Le vétéran coureur demeure toutefois optimiste et refuse de s’apitoyer sur son sort. « Je continue de regarder en avant. C’est vrai que j’ai déjà connu de meilleures saisons qu’en 2019. Mais tout au long de l’année, je gardais en tête les prochains Jeux paralympiques à Tokyo. C’est à ce moment que je souhaite être à 100% de ma forme. Je suis convaincu que ça ira mieux l’année prochaine. »
Dans la capitale nipponne, il vise un podium. Guillaume a déjà gagné des médailles aux Mondiaux, mais il avoue que le niveau de compétition est plus élevé aux Jeux paralympiques. Il veut mettre tous les efforts pour que ça fonctionne. « Mon expérience aux Jeux à Rio en 2016 m’a beaucoup appris et je sais à quoi m’attendre. Mon entraîneur et moi avons déjà tracé les grandes lignes de mon entraînement pour 2020. J’aurai probablement deux camps en altitude plutôt qu’un seul pour m’entraîner ce qui devrait faire une bonne différence. »
Il estime que beaucoup de travail a été fait au cours des dernières années pour mieux faire connaitre les para-athlètes et leurs exceptionnelles performances sportives. L’intérêt des amateurs est en constante évolution en raison des résultats et des histoires personnelles des participants. Il explique toutefois que beaucoup de travail reste encore à faire pour convaincre le public que les athlètes souffrant d’un handicap sont capables d’offrir un spectacle avec des résultats qui valent la peine d’être considérés.

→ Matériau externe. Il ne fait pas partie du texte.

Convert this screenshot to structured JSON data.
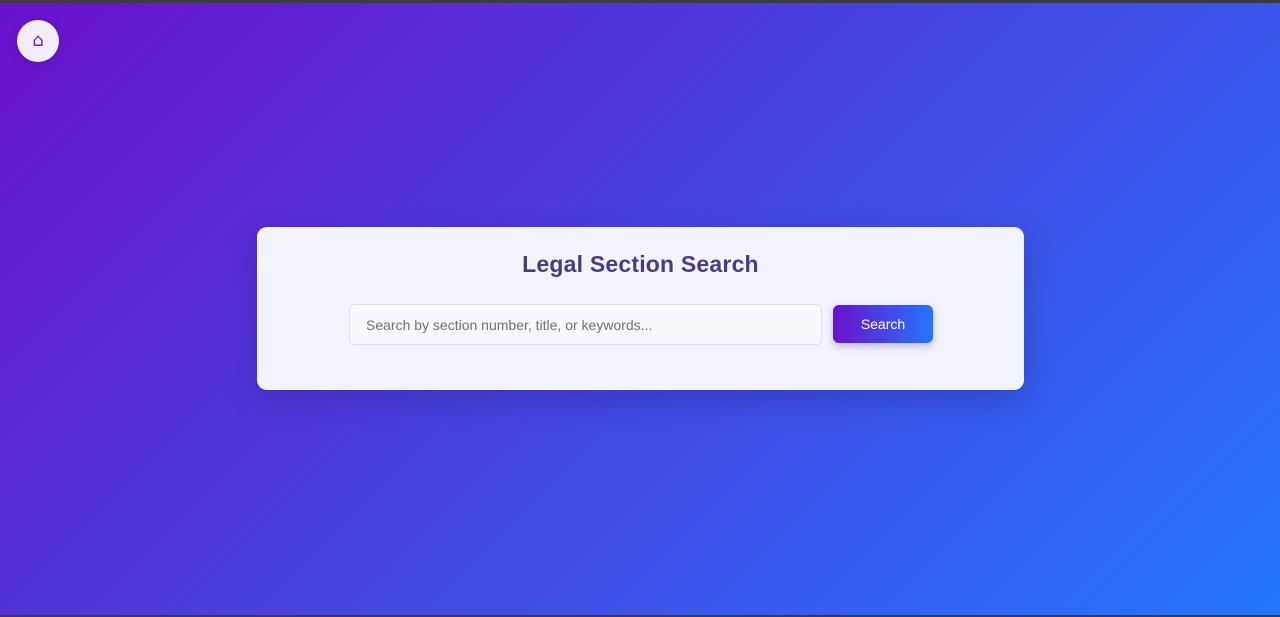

« Le para-athlétisme devient de plus en plus compétitif. C’est difficile de gagner des médailles puisque plusieurs pays investissent dans leurs programmes paralympiques. Attirer l’attention sur mon sport demeure un travail de longue haleine et au cours de ma carrière je veux faire mon effort pour changer les mentalités. Les gens doivent nous voir comme de vrais athlètes. Après tout, notre entraînement est sensiblement le même que les athlètes olympiques. »
L’année 2020 de Guillaume Ouellet s’annonce intéressante. Il est motivé et en santé. Son plan d’entraînement est déjà bien défini et le désir de gagner est là. Malgré la maladie qui gagne du terrain et lui fait perdre la vue un peu plus chaque jour, il affirme très bien vivre avec la situation et être un homme comblé.
« J’ai développé d’autres sens, comme l’ouïe, qui me permet de bien entendre les voitures lorsque je cours. Je suis donc encore autonome et je vis très bien avec le fait que ce ne sera pas toujours le cas. Mon handicap m’a permis de vivre tellement de belles expériences sportives. Cela a complètement changé ma vie. Je n’étais pas un coureur avant de savoir que j’étais atteint de cette maladie. J’ai appris à m’entraîner avec assiduité et à me fixer des objectifs, à me questionner sur ce que je devais faire pour devenir meilleur. Le sport a été une formidable école de vie », conclut-il.